Podcast: New Books Network
Host: Holly Gattery
Guest: Dr. Treena Orchard (Anthropologist, Western University)
Book Discussed: Sticky, Sexy, Sad: Swipe Culture and the Darker Side of Dating Apps (Aevo, U Toronto Press, 2024)
Date: November 26, 2025
This episode invites Dr. Treena Orchard to discuss her new book, an unflinching memoir-meets-anthropology exploration of modern dating app culture—its seductive promise, emotional volatility, and the politics of digital intimacy. The conversation explores personal vulnerability, the realities of “swipe culture,” gendered double standards, and ethical storytelling, blending scholarly insight with intimate self-examination.
Quote:
"The experience was so strange and so fascinating as a sexuality scholar that I couldn't not write. Within three months of swiping, I had 60,000 words written. That's when I knew there was a book here."
— Trina Orchard (05:33)
Quote:
"People have said many times, we're right in—like we're at the edge of the bed with you. That’s a combination of my ethnographic training... and poetic part is just kind of how I like to think about and write about it."
— Trina Orchard (12:13)
Quote:
"It turns out a lot of that sort of vernacular and those approaches are very similar to how men construct themselves in the business world. That’s part of why it’s very, very cringe now."
— Trina Orchard (17:21)
Quote:
"Kindness is often like the thing, the light under the door that gets us through... I want men to read the book... You're going to teach men how women experience these things."
— Trina Orchard (29:28)
Quote:
"Of course, the natural response, sadly, is that we often turn on ourselves and we blame ourselves... when you don't have answers as to why someone does something and you just kind of have to leave it there.
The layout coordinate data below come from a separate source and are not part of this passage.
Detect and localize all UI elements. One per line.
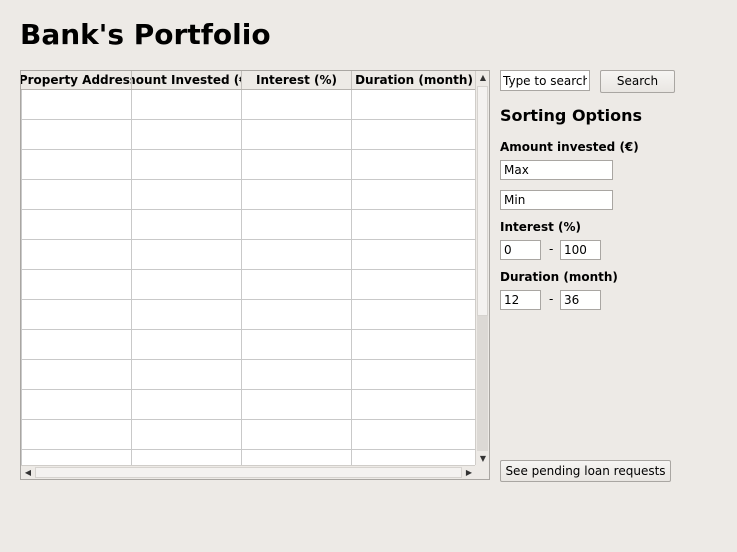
table-cell[interactable] [132, 240, 242, 269]
table-cell[interactable] [242, 390, 352, 419]
table-cell[interactable] [21, 330, 132, 359]
table-cell[interactable] [242, 210, 352, 239]
table-cell[interactable] [242, 450, 352, 466]
column-header-interest[interactable]: Interest (%) [242, 71, 352, 89]
table-cell[interactable] [21, 120, 132, 149]
interest-range-separator: - [549, 242, 554, 256]
search-input[interactable] [500, 70, 590, 91]
table-body [21, 90, 476, 466]
table-cell[interactable] [21, 90, 132, 119]
table-cell[interactable] [352, 150, 476, 179]
table-cell[interactable] [242, 330, 352, 359]
table-row[interactable] [21, 270, 476, 300]
scroll-left-arrow-icon[interactable]: ◀ [21, 466, 35, 479]
table-cell[interactable] [21, 360, 132, 389]
table-cell[interactable] [352, 90, 476, 119]
table-cell[interactable] [21, 420, 132, 449]
table-cell[interactable] [242, 300, 352, 329]
table-cell[interactable] [132, 390, 242, 419]
table-cell[interactable] [352, 120, 476, 149]
table-cell[interactable] [242, 180, 352, 209]
table-cell[interactable] [132, 210, 242, 239]
duration-to-field[interactable] [560, 290, 601, 310]
vertical-scroll-thumb[interactable] [477, 86, 488, 316]
table-row[interactable] [21, 210, 476, 240]
table-cell[interactable] [352, 180, 476, 209]
scroll-up-arrow-icon[interactable]: ▲ [476, 71, 489, 85]
table-cell[interactable] [21, 390, 132, 419]
table-row[interactable] [21, 150, 476, 180]
table-cell[interactable] [132, 300, 242, 329]
table-row[interactable] [21, 420, 476, 450]
table-cell[interactable] [352, 360, 476, 389]
table-cell[interactable] [242, 150, 352, 179]
table-cell[interactable] [21, 450, 132, 466]
table-row[interactable] [21, 390, 476, 420]
amount-min-field[interactable] [500, 190, 613, 210]
table-cell[interactable] [21, 210, 132, 239]
table-row[interactable] [21, 180, 476, 210]
table-cell[interactable] [132, 150, 242, 179]
table-cell[interactable] [352, 450, 476, 466]
portfolio-table[interactable]: Property Address Amount Invested (€) Int… [20, 70, 490, 480]
interest-from-field[interactable] [500, 240, 541, 260]
table-cell[interactable] [21, 240, 132, 269]
table-cell[interactable] [21, 270, 132, 299]
table-cell[interactable] [132, 450, 242, 466]
table-cell[interactable] [21, 180, 132, 209]
column-header-amount-invested[interactable]: Amount Invested (€) [132, 71, 242, 89]
table-cell[interactable] [132, 270, 242, 299]
table-row[interactable] [21, 450, 476, 466]
horizontal-scroll-thumb[interactable] [35, 467, 462, 478]
table-row[interactable] [21, 360, 476, 390]
table-cell[interactable] [132, 420, 242, 449]
horizontal-scrollbar[interactable]: ◀ ▶ [21, 465, 476, 479]
table-cell[interactable] [21, 300, 132, 329]
table-cell[interactable] [352, 420, 476, 449]
table-cell[interactable] [132, 360, 242, 389]
table-viewport: Property Address Amount Invested (€) Int… [21, 71, 476, 466]
table-row[interactable] [21, 300, 476, 330]
table-row[interactable] [21, 240, 476, 270]
table-cell[interactable] [242, 90, 352, 119]
amount-invested-label: Amount invested (€) [500, 140, 639, 154]
duration-from-field[interactable] [500, 290, 541, 310]
table-row[interactable] [21, 120, 476, 150]
see-pending-loan-requests-button[interactable]: See pending loan requests [500, 460, 671, 482]
table-row[interactable] [21, 330, 476, 360]
table-cell[interactable] [352, 210, 476, 239]
table-cell[interactable] [352, 270, 476, 299]
table-cell[interactable] [132, 90, 242, 119]
interest-label: Interest (%) [500, 220, 581, 234]
table-cell[interactable] [352, 330, 476, 359]
search-button[interactable]: Search [600, 70, 675, 93]
table-cell[interactable] [132, 180, 242, 209]
table-cell[interactable] [352, 240, 476, 269]
table-cell[interactable] [352, 300, 476, 329]
table-cell[interactable] [132, 330, 242, 359]
vertical-scroll-track[interactable] [477, 316, 488, 451]
table-cell[interactable] [242, 420, 352, 449]
scroll-right-arrow-icon[interactable]: ▶ [462, 466, 476, 479]
table-cell[interactable] [242, 360, 352, 389]
interest-to-field[interactable] [560, 240, 601, 260]
table-cell[interactable] [352, 390, 476, 419]
amount-max-field[interactable] [500, 160, 613, 180]
table-row[interactable] [21, 90, 476, 120]
scrollbar-corner [475, 465, 489, 479]
column-header-property-address[interactable]: Property Address [21, 71, 132, 89]
duration-label: Duration (month) [500, 270, 618, 284]
page-title: Bank's Portfolio [20, 18, 271, 51]
scroll-down-arrow-icon[interactable]: ▼ [476, 452, 489, 466]
sorting-options-title: Sorting Options [500, 106, 643, 125]
table-cell[interactable] [242, 240, 352, 269]
table-cell[interactable] [21, 150, 132, 179]
column-header-duration[interactable]: Duration (month) [352, 71, 476, 89]
table-header: Property Address Amount Invested (€) Int… [21, 71, 476, 90]
duration-range-separator: - [549, 292, 554, 306]
vertical-scrollbar[interactable]: ▲ ▼ [475, 71, 489, 466]
table-cell[interactable] [132, 120, 242, 149]
table-cell[interactable] [242, 120, 352, 149]
table-cell[interactable] [242, 270, 352, 299]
And that's unsettling."
— Trina Orchard (33:39)
Quote:
"I feel like focusing on men right now is strategically wise... If we understand where they’re coming from, we might be in a better position to make a bigger impact."
— Trina Orchard (36:47)
On writing from power, not fear:
"I have tenure... If it all went tits up, pardon my French, and there was a big furor... well, I'm not going to lose my job. I don't really think I'll lose my credibility... I wanted to take that creative risk." (06:36)
On girlboss culture:
"It's very sort of whitewashed language, very similar to... mainstream settings. I think the term girl boss is kind of cringe now..." (17:21)
On balancing academic and personal:
"It was just kind of a rolling, fairly organic process, if I could say that... The poetic piece was always there." (22:33)
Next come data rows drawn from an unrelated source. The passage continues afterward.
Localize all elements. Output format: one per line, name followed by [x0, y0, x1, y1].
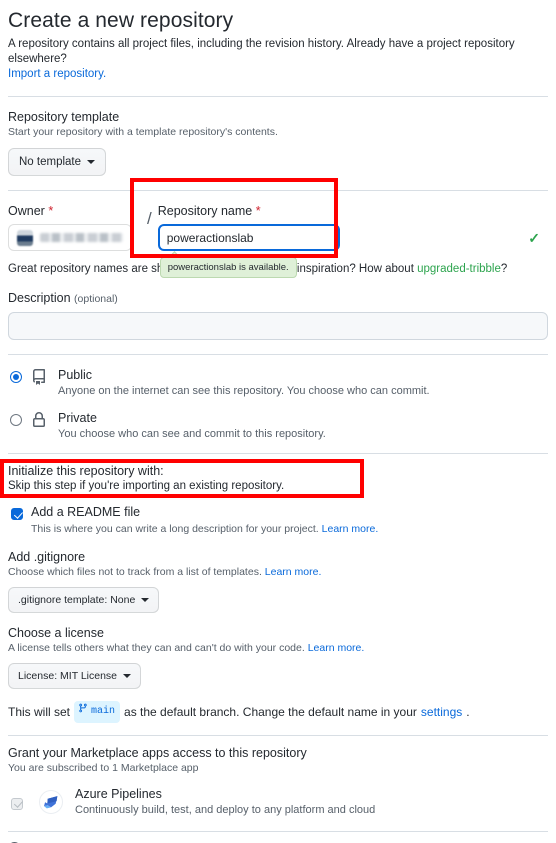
- owner-label-text: Owner: [8, 204, 45, 218]
- readme-description-text: This is where you can write a long descr…: [31, 523, 319, 535]
- owner-name-redacted: [40, 233, 123, 242]
- page-description-text: A repository contains all project files,…: [8, 38, 515, 65]
- gitignore-template-button-label: .gitignore template: None: [18, 594, 136, 606]
- repository-name-helper-part2: ?: [500, 263, 508, 275]
- license-button[interactable]: License: MIT License: [8, 663, 142, 689]
- public-radio[interactable]: [10, 371, 22, 383]
- divider: [8, 190, 548, 191]
- repo-icon: [31, 369, 49, 390]
- chevron-down-icon: [87, 160, 96, 164]
- owner-name-separator: /: [147, 209, 152, 228]
- description-optional-text: (optional): [74, 293, 118, 305]
- license-section: Choose a license A license tells others …: [8, 626, 548, 689]
- owner-field: Owner *: [8, 204, 140, 251]
- repository-name-input-wrap: ✓ poweractionslab is available.: [157, 224, 548, 278]
- private-description: You choose who can see and commit to thi…: [58, 428, 326, 440]
- gitignore-learn-more-link[interactable]: Learn more.: [265, 566, 322, 578]
- gitignore-section: Add .gitignore Choose which files not to…: [8, 550, 548, 613]
- readme-label: Add a README file: [31, 505, 141, 519]
- lock-icon: [31, 412, 49, 433]
- repository-name-label-text: Repository name: [157, 204, 253, 218]
- marketplace-section: Grant your Marketplace apps access to th…: [8, 746, 548, 818]
- divider: [8, 354, 548, 355]
- private-title: Private: [58, 411, 97, 425]
- divider: [8, 453, 548, 454]
- private-radio[interactable]: [10, 414, 22, 426]
- chevron-down-icon: [141, 598, 150, 602]
- page-title: Create a new repository: [8, 9, 234, 32]
- gitignore-title: Add .gitignore: [8, 550, 86, 564]
- description-label: Description (optional): [8, 291, 548, 305]
- git-branch-icon: [78, 702, 88, 722]
- page-description: A repository contains all project files,…: [8, 37, 548, 82]
- public-title: Public: [58, 368, 93, 382]
- check-icon: ✓: [528, 229, 540, 246]
- divider: [8, 831, 548, 832]
- owner-label: Owner *: [8, 204, 140, 218]
- azure-pipelines-checkbox[interactable]: [11, 797, 23, 810]
- license-note: A license tells others what they can and…: [8, 641, 548, 655]
- readme-option[interactable]: Add a README file This is where you can …: [8, 505, 548, 537]
- azure-pipelines-name: Azure Pipelines: [75, 787, 162, 801]
- license-button-label: License: MIT License: [18, 670, 118, 682]
- default-branch-note: This will set main as the default branch…: [8, 701, 548, 723]
- settings-link[interactable]: settings: [421, 702, 462, 722]
- license-learn-more-link[interactable]: Learn more.: [308, 642, 365, 654]
- initialize-title: Initialize this repository with:: [8, 464, 164, 478]
- readme-learn-more-link[interactable]: Learn more.: [322, 523, 379, 535]
- default-branch-prefix: This will set: [8, 705, 71, 719]
- name-availability-tooltip: poweractionslab is available.: [159, 257, 297, 278]
- marketplace-note: You are subscribed to 1 Marketplace app: [8, 762, 199, 774]
- license-title: Choose a license: [8, 626, 104, 640]
- private-option-text: Private You choose who can see and commi…: [58, 411, 326, 442]
- default-branch-name: main: [91, 706, 116, 717]
- azure-pipelines-description: Continuously build, test, and deploy to …: [75, 804, 376, 816]
- owner-and-name-row: Owner * / Repository name * ✓ poweractio…: [8, 204, 548, 278]
- gitignore-note: Choose which files not to track from a l…: [8, 565, 548, 579]
- create-repository-page: Create a new repository A repository con…: [0, 0, 556, 843]
- repository-template-note: Start your repository with a template re…: [8, 126, 278, 138]
- no-template-button[interactable]: No template: [8, 148, 107, 176]
- visibility-option-private[interactable]: Private You choose who can see and commi…: [8, 411, 548, 442]
- gitignore-template-button[interactable]: .gitignore template: None: [8, 587, 160, 613]
- repository-name-suggestion-link[interactable]: upgraded-tribble: [417, 263, 501, 275]
- readme-option-text: Add a README file This is where you can …: [31, 505, 378, 537]
- repository-name-label: Repository name *: [158, 204, 548, 218]
- divider: [8, 735, 548, 736]
- readme-description: This is where you can write a long descr…: [31, 522, 378, 537]
- visibility-options: Public Anyone on the internet can see th…: [8, 368, 548, 442]
- repository-template-section: Repository template Start your repositor…: [8, 110, 548, 176]
- initialize-note: Skip this step if you're importing an ex…: [8, 480, 285, 492]
- marketplace-app-row[interactable]: Azure Pipelines Continuously build, test…: [8, 786, 548, 818]
- chevron-down-icon: [123, 674, 132, 678]
- no-template-button-label: No template: [19, 156, 82, 168]
- public-option-text: Public Anyone on the internet can see th…: [58, 368, 430, 399]
- description-field: Description (optional): [8, 291, 548, 340]
- repository-name-required-mark: *: [255, 204, 261, 218]
- gitignore-note-text: Choose which files not to track from a l…: [8, 566, 262, 578]
- repository-name-input[interactable]: [157, 224, 340, 251]
- initialize-section: Initialize this repository with: Skip th…: [8, 464, 548, 537]
- license-note-text: A license tells others what they can and…: [8, 642, 305, 654]
- readme-checkbox[interactable]: [11, 508, 23, 520]
- avatar: [17, 229, 33, 246]
- default-branch-suffix: .: [466, 705, 470, 719]
- owner-required-mark: *: [48, 204, 54, 218]
- description-label-text: Description: [8, 291, 71, 305]
- azure-pipelines-text: Azure Pipelines Continuously build, test…: [75, 786, 375, 818]
- azure-pipelines-icon: [39, 790, 63, 814]
- public-description: Anyone on the internet can see this repo…: [58, 385, 430, 397]
- visibility-option-public[interactable]: Public Anyone on the internet can see th…: [8, 368, 548, 399]
- repository-template-title: Repository template: [8, 110, 120, 124]
- repository-name-field: Repository name * ✓ poweractionslab is a…: [157, 204, 548, 278]
- default-branch-middle: as the default branch. Change the defaul…: [124, 705, 417, 719]
- default-branch-badge: main: [74, 701, 121, 723]
- import-repository-link[interactable]: Import a repository.: [8, 68, 106, 80]
- owner-select[interactable]: [8, 224, 132, 251]
- divider: [8, 96, 548, 97]
- marketplace-title: Grant your Marketplace apps access to th…: [8, 746, 307, 760]
- description-input[interactable]: [8, 312, 548, 340]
On empathy and men as future readers:
"There's this idea men don't read books like this... quite the opposite. I want men to read the book... teach men how women experience these things." (29:28)
The interview is candid, witty, and deeply compassionate—balancing personal storytelling with robust cultural critique. Both host and author “swat away” loaded words like “brave” and “vulnerable,” reframing honesty and emotional intelligence as necessary contributions. The conversation invites listeners—regardless of app experience—to reflect on what it means to seek, give, and receive love in an era of swipe-driven intimacy, and how both women and men can be gentler with each other and themselves.